Members of the guard will be activated from Saturday, Jan. 16 to Thursday, Jan. 21. No specific, credible threats have been identified in Oklahoma, but increased safety measures are being taken in a proactive response to intelligence shared by federal law enforcement regarding state capitol buildings across the country.
“The Oklahoma Highway Patrol and the Oklahoma National Guard have trained together to be prepared for the type of events that may be happening over the next week,” said DPS Commissioner John Scully. “Cooperation with our partners is essential and we appreciate the collaboration within the law enforcement and military community. Our goal is to protect peaceful demonstrators while also protecting lives and preventing the destruction of property.”
The OKNG, like most states and territories, maintains a National Guard Reaction Force (NGRF) year-round. The main purpose of the NGRF is to come to the aid of Oklahomans following a natural disaster, such as a tornado or flood. The NGRF’s secondary mission is support to law enforcement.

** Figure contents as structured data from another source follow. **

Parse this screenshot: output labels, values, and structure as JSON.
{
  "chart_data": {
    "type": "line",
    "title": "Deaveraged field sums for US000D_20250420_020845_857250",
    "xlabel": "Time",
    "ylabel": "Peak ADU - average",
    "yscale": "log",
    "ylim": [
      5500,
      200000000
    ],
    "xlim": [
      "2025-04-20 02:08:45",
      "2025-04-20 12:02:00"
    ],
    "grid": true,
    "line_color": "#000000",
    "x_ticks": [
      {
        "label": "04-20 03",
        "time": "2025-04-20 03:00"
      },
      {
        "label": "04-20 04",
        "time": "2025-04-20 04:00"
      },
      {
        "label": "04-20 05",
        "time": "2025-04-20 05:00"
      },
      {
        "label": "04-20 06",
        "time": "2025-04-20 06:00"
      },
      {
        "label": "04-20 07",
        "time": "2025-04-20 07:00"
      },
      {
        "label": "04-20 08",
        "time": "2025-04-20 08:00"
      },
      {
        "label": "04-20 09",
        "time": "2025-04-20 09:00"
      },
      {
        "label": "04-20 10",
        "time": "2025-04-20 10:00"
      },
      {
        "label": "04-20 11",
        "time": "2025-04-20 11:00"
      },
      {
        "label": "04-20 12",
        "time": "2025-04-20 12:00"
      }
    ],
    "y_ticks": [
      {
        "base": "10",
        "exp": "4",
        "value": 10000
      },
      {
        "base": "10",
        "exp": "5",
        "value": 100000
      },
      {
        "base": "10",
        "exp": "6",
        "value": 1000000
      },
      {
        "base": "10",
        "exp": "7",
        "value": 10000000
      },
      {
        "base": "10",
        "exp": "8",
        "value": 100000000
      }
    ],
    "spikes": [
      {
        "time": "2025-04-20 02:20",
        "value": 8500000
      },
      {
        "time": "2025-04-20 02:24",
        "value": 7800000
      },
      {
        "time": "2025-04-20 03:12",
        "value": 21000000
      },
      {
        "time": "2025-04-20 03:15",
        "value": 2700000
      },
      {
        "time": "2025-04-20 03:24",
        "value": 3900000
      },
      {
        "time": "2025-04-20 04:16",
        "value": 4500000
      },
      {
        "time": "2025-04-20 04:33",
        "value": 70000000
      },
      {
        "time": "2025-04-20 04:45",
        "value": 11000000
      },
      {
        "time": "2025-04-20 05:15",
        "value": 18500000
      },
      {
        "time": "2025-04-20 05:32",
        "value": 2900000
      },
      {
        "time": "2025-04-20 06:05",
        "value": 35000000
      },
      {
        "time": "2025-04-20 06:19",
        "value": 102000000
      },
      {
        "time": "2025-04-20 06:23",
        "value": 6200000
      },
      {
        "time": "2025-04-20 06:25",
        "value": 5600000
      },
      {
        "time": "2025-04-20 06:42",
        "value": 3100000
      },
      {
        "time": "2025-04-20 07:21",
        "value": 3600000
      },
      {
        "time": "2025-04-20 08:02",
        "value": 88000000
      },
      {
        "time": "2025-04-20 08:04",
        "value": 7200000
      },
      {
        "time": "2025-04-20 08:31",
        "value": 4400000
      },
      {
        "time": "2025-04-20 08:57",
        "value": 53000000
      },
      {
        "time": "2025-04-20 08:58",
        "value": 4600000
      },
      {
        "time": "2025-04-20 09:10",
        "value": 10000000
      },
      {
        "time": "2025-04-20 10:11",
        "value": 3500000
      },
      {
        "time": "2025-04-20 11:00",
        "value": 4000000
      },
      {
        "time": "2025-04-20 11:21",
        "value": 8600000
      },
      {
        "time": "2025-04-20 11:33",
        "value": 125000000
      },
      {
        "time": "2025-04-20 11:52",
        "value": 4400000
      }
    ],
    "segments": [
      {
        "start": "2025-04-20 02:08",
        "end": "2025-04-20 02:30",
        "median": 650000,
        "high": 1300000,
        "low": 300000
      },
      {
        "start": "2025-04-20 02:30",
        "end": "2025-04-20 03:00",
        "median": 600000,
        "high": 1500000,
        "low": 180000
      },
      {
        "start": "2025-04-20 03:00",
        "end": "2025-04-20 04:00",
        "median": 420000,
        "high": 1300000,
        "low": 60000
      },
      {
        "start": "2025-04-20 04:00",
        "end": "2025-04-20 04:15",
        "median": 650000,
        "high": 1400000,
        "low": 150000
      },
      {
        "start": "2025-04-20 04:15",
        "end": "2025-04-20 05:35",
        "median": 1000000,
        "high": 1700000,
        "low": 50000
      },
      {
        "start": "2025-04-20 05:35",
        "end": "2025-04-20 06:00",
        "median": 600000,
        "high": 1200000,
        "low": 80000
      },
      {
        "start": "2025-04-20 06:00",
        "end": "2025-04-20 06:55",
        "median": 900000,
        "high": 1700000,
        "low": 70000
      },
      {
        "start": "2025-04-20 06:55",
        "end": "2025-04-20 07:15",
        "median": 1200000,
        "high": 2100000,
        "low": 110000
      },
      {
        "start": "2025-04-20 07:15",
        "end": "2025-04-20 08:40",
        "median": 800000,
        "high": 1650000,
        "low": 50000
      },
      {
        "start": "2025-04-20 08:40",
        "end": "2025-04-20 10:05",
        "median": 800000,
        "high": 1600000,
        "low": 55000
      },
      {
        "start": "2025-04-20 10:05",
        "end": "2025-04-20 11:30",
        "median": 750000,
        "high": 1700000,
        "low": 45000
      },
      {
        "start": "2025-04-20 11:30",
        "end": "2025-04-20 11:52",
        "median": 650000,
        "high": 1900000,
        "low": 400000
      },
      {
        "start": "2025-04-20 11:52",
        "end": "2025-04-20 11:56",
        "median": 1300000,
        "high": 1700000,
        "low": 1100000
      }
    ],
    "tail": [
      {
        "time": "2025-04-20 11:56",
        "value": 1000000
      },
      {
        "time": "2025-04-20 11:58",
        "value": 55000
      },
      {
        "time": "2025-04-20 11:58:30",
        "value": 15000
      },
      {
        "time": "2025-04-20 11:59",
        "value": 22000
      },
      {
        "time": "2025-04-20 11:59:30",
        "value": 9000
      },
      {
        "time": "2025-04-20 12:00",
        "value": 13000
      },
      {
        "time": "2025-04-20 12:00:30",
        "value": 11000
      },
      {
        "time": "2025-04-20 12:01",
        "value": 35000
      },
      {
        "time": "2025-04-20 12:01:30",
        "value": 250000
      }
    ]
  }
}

The NGRF was most recently mobilized and deployed to Tulsa this past summer to assist local law enforcement when President Donald Trump held a campaign event near downtown. Due in great part to the well-coordinated efforts of the OHP, the OKNG and local law enforcement, demonstrations remained civil with no notable damage to property, loss of life or violent altercations.
“Oklahoma’s NGRF is comprised of men and women from our communities. Their job is to protect their fellow Oklahomans, support the right to peaceful demonstration and prevent loss of life and property,” said Maj. Gen. Michael Thompson, the adjutant general for Oklahoma.